The foundation pyramid of exercise
Strength, longevity, durability, function. These represent four fundamental targets for Chiropractic care and for an exercise regimen. Improved nerve, joint, and muscle function that result from Chiropractic care augments a well proportioned workout, and that workout should include elements of four different, but integrated exercise dynamics. Included are muscle strengthening, cardiovascular toning, stretching, and balance exercises.
Muscle strengthening is the first step in defining your target for an exercise outcome. Underlying the decision is the question of what type of muscle you want to develop. Lifting heavy masses through a brief number of repetitions tends to create a type of muscle, known as white muscle. White muscle has greater bulk and more massive definition, and greater strength for moving large masses for short periods of time, but lacks stamina and endurance. Its counterpart, known as red muscle, is developed by lifting lesser weights through a more extended number of repetitions. More like the lean muscle seen on runners or long distance swimmers, and while it can’t move the more massive weights associated with white muscle, it has greater endurance and the more lean, sculpted look.
Cardiovascular training is the next step of exercise regimen, and its focus is the improvement of oxygen and nutrient delivery to muscles, and elimination of waste from active tissues. Any activity that increases demand for oxygen in the muscles, and increases the heart rate to deliver
it, improves the overall cardiovascular efficiency. Charts are usually available to suggest the target heart rate for your age and body weight. You can also use techniques such as sprint-walk interval training to force the muscles into a demand that exceeds the ability of oxygen to be delivered and utilized. By forcing the repeat cycles of depletion and recovery, aerobic fitness is improved the beyond the levels of sustained aerobic activity.
The third pillar of the exercise foundation is stretching. The benefits of a stretching regimen begin with maintaining range of motion and pliability within the joints, extend to the lengthening of muscle limitations, and include the benefits of improved drainage of waste products and beneficial patterning of nerve reflexes designed to protect the muscles and the joints. It is commonly one of the more overlooked aspects of an exercise regimen in spite of its importance, particularly when the elements of pliability and nerve reflex patterning are considered in their role of avoiding injury.

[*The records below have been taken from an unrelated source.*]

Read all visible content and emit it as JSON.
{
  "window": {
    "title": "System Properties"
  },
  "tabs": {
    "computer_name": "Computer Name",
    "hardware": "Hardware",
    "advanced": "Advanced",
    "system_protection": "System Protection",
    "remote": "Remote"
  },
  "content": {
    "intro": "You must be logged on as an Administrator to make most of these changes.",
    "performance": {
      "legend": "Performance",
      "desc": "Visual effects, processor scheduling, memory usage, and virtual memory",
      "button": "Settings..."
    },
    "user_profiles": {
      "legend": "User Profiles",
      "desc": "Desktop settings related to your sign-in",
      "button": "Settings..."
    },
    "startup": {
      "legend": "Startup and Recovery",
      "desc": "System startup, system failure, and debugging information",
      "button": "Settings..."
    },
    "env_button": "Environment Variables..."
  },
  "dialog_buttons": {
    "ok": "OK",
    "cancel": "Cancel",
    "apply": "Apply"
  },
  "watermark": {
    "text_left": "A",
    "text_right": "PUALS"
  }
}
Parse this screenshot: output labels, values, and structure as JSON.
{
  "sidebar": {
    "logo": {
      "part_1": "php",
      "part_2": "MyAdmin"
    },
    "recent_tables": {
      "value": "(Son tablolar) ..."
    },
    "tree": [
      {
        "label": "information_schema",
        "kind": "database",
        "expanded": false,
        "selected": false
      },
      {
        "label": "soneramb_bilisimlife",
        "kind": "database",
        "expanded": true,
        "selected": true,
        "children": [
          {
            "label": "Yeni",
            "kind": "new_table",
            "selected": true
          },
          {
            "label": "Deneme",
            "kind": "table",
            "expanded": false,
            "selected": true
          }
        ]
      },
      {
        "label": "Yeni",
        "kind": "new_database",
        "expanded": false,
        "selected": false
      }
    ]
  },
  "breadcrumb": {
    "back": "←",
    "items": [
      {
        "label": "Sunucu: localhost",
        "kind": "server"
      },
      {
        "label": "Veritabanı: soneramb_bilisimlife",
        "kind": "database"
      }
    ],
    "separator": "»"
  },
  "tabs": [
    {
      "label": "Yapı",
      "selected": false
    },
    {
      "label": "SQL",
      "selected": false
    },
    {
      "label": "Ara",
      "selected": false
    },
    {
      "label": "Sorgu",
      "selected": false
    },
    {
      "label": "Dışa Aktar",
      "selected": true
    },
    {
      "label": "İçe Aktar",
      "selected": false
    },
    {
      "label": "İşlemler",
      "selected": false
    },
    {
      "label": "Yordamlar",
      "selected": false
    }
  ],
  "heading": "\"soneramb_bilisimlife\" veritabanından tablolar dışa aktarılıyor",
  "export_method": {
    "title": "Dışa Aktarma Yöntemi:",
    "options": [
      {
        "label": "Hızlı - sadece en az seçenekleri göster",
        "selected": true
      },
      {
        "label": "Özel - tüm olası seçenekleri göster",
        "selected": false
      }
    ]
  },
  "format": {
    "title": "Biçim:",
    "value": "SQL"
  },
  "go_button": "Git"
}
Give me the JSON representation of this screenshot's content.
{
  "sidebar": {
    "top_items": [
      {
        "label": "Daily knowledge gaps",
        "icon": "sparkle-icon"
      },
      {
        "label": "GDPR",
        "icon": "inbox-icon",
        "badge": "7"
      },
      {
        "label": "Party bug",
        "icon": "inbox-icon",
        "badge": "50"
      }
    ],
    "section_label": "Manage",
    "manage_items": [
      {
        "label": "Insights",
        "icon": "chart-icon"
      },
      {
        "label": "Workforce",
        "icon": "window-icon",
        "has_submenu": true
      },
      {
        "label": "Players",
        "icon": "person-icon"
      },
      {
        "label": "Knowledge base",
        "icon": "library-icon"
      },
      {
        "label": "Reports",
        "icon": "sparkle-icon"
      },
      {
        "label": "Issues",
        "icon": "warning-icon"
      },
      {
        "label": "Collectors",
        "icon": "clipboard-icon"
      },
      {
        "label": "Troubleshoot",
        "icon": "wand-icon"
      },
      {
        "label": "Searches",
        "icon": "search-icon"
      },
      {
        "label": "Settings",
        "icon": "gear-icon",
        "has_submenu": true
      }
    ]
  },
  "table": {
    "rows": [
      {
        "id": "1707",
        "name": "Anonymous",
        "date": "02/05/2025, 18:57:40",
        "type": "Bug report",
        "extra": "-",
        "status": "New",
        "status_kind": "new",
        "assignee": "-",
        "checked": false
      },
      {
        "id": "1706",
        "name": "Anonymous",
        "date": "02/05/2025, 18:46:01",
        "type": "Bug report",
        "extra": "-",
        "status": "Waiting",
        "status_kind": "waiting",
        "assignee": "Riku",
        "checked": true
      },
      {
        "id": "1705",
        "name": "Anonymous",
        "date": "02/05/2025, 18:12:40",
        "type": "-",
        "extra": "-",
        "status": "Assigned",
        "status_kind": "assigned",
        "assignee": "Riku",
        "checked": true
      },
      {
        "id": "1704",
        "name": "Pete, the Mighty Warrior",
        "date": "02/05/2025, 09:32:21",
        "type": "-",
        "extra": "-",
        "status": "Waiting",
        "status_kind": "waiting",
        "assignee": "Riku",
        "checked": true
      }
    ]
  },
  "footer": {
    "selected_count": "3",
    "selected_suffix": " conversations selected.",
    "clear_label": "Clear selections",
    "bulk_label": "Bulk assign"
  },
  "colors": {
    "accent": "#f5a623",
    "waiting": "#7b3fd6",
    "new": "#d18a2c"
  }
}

The final point to the exercise framework is the role and value of balance exercises in training the nervous system to perform in its communication with the brain and the motor nerves. A regimen that includes balance exercises stimulates sensory nerves, improving the synaptic connection with the motor nerves that control muscle function. The balance mechanism is a hierarchical tier of control that begins with local muscle reflex, progresses to the global muscle reflex that are triggered by input through the spinal cord, and is overseen by the vestibular balance mechanism which generates control from the brain as a result of processing musculoskeletal inputs in conjunction with sight and inner ear information. Incorporating balance activities into an exercise regimen trains the nervous system to a higher level of performance, in both the sensory input and motor output pathways. Benefits include improved coordination, reduction of falls, reduction of musculoskeletal and joint injury, and improved reflexes.
Chiropractic care is an integral part of improving performance in the body. By removing interference to nerve function, and improving restrictions to joint function, Chiropractic care effectively turns up the power. Much like turning up a rheostat increases the amount of light obtained from a light bulb, the removal of nerve interference allows greater gains from a given amount of exercise.
Setup to work properly the muscle is built to be powerful and durable, the cardiovascular is tuned to deliver oxygen and remove waste, the joints and ligaments are prepared for their full range of motion, the nervous system is open and educated to quick, smooth, and well-organized control of both reflexive and intentional actions.